Across the country, developers are placing big bets on mixed-use projects, many of them with budgets into the billions or hundreds of millions.
In the Urban Land Institute’s 2022 Emerging Trends in Real Estate report, expectations for the performance of mixed-use developments in urban areas is excellent for 2022. According to ULI, the COVID-19 pandemic has accelerated an ongoing shift away from malls, favoring retail in a mixed-use context.
Below are examples of some of the largest mixed-use developments in the country that have either recently broken ground or will in the near future.
Cost: $2.5 billion
The development site — located near the Dallas North Tollway in Frisco, Texas — is set to include over 1 million square feet of office, hotel and high-rise residential space, including a 1,280-unit residential building recently approved by the Frisco City Council. The incoming buildings will be situated around a 5-acre park, featuring $1.2 million in landscaping and water features.
Cost: $2 billion+
On July 6, the Alexandria, Virginia, City Council approved Foulger-Pratt’s redevelopment agreements for the former site of the Landmark Mall.
The plan calls for 4 million square feet of new development across 52 acres, anchored by the relocation and expansion of Inova’s Alexandria Hospital. Surrounding developments will include medical office buildings, for-rent and for-sale multifamily units, retail, commercial buildings and entertainment venues. The project will also provide park space, a new transit hub, affordable housing and a fire station.
Construction is expected to begin in 2023, and the first buildings are expected to be delivered in 2025.
Enterprise Research Campus
Cost: $1 billion
Located next to Harvard’s Science and Engineering complex and across the street from Harvard Business School, the Enterprise Research Campus will include a mix of research-focused companies as tenants, as well as green space, affordable residences, a hotel and a conference center. The first phase will include 900,000 square feet of developed space across 14 acres out of a total of 36.
Brookhaven, New York
Cost: $700 million
The Ronkonkoma Hub site is located within a few minutes of Long Island’s MacArthur Airport, as well as within walking distance of a Long Island Rail Road station. Alston Square, the first phase of the project, was delivered in March 2020 with just under 500 new apartment units. The second phase, valued at $256 million, will add 388 more apartment units, 73,000 square feet of commercial space, 15,500 square feet of office space and over 1,200 parking spaces.

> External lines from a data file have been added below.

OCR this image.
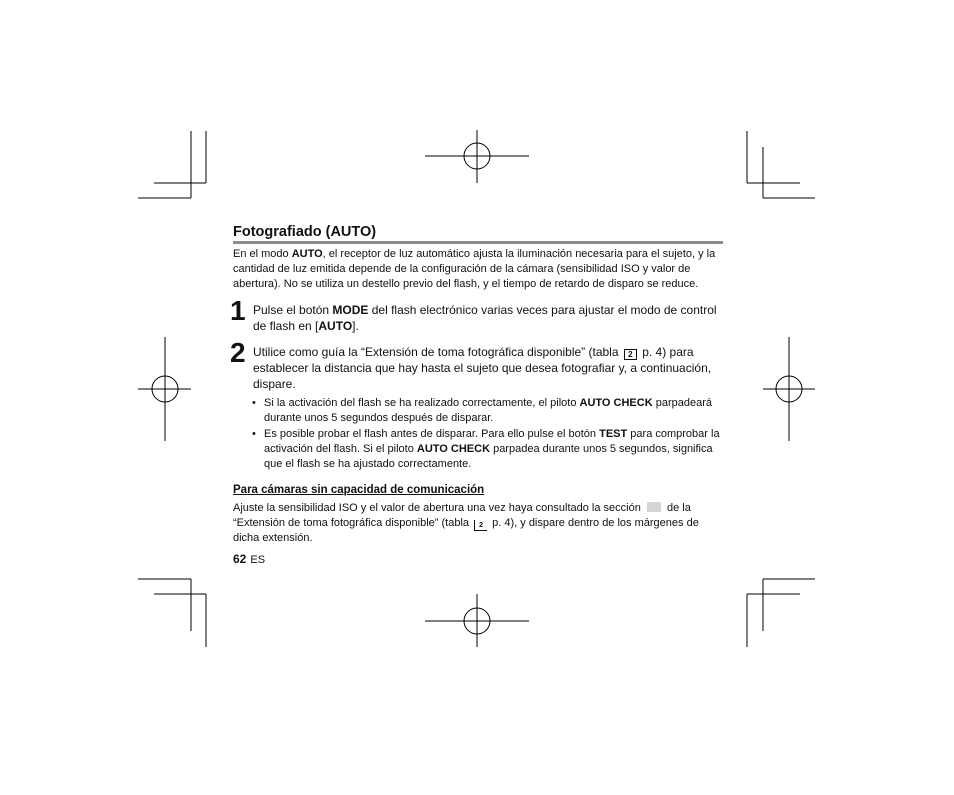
Fotografiado (AUTO)
En el modo AUTO, el receptor de luz automático ajusta la iluminación necesaria para el sujeto, y la cantidad de luz emitida depende de la configuración de la cámara (sensibilidad ISO y valor de abertura). No se utiliza un destello previo del flash, y el tiempo de retardo de disparo se reduce.
1 Pulse el botón MODE del flash electrónico varias veces para ajustar el modo de control de flash en [AUTO].
2 Utilice como guía la “Extensión de toma fotográfica disponible” (tabla 2 p. 4) para establecer la distancia que hay hasta el sujeto que desea fotografiar y, a continuación, dispare.
• Si la activación del flash se ha realizado correctamente, el piloto AUTO CHECK parpadeará durante unos 5 segundos después de disparar.
• Es posible probar el flash antes de disparar. Para ello pulse el botón TEST para comprobar la activación del flash. Si el piloto AUTO CHECK parpadea durante unos 5 segundos, significa que el flash se ha ajustado correctamente.
Para cámaras sin capacidad de comunicación
Ajuste la sensibilidad ISO y el valor de abertura una vez haya consultado la sección  de la “Extensión de toma fotográfica disponible” (tabla 2 p. 4), y dispare dentro de los márgenes de dicha extensión.
62 ES
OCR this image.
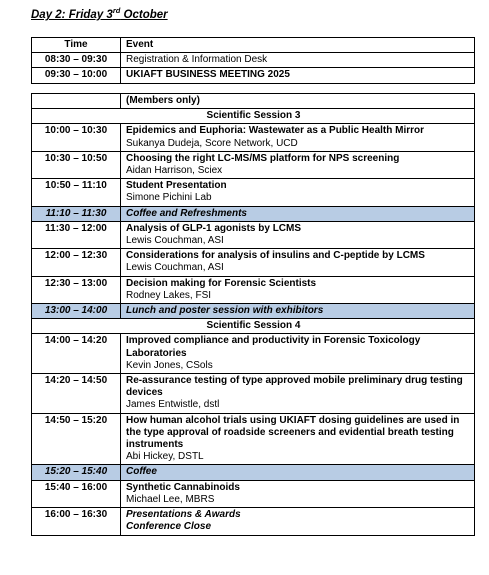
Day 2: Friday 3rd October
Time	Event
08:30 – 09:30	Registration & Information Desk
09:30 – 10:00	UKIAFT BUSINESS MEETING 2025
	(Members only)
Scientific Session 3	
10:00 – 10:30	Epidemics and Euphoria: Wastewater as a Public Health Mirror
Sukanya Dudeja, Score Network, UCD

10:30 – 10:50	Choosing the right LC-MS/MS platform for NPS screening
Aidan Harrison, Sciex

10:50 – 11:10	Student Presentation
Simone Pichini Lab

11:10 – 11:30	Coffee and Refreshments
11:30 – 12:00	Analysis of GLP-1 agonists by LCMS
Lewis Couchman, ASI

12:00 – 12:30	Considerations for analysis of insulins and C-peptide by LCMS
Lewis Couchman, ASI

12:30 – 13:00	Decision making for Forensic Scientists
Rodney Lakes, FSI

13:00 – 14:00	Lunch and poster session with exhibitors
Scientific Session 4	
14:00 – 14:20	Improved compliance and productivity in Forensic Toxicology Laboratories
Kevin Jones, CSols

14:20 – 14:50	Re-assurance testing of type approved mobile preliminary drug testing devices
James Entwistle, dstl

14:50 – 15:20	How human alcohol trials using UKIAFT dosing guidelines are used in the type approval of roadside screeners and evidential breath testing instruments
Abi Hickey, DSTL

15:20 – 15:40	Coffee
15:40 – 16:00	Synthetic Cannabinoids
Michael Lee, MBRS

16:00 – 16:30	Presentations & Awards
Conference Close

Once complete, the Ronkonkoma Hub project will span approximately 1,450 apartment homes, 360,000 square feet of office space, 195,000 square feet of retail space, 60,000 square feet of hospitality space and three new parking areas.
West Palm Beach, Florida
Cost: $500 million
Nine years after the initial approval of West Palm Beach, Florida’s Transit Village development, Avison Young’s Florida Capital Markets Group has negotiated and structured a joint venture transaction between three companies — Globe Invest, Related Group (Related) and BH Group — to invest in and develop the mixed-use project.
Related Group will serve as the project’s main developer. As originally envisioned, the Transit Village — valued at approximately $500 million — will be located above and around the region’s rail and bus transportation hub, offering approximately 1.5 million square feet of flexible use space. On top of a direct connection to the Tri-Rail and Amtrak lines, the site is also within one stoplight of I-95 and three miles of the Palm Beach International Airport.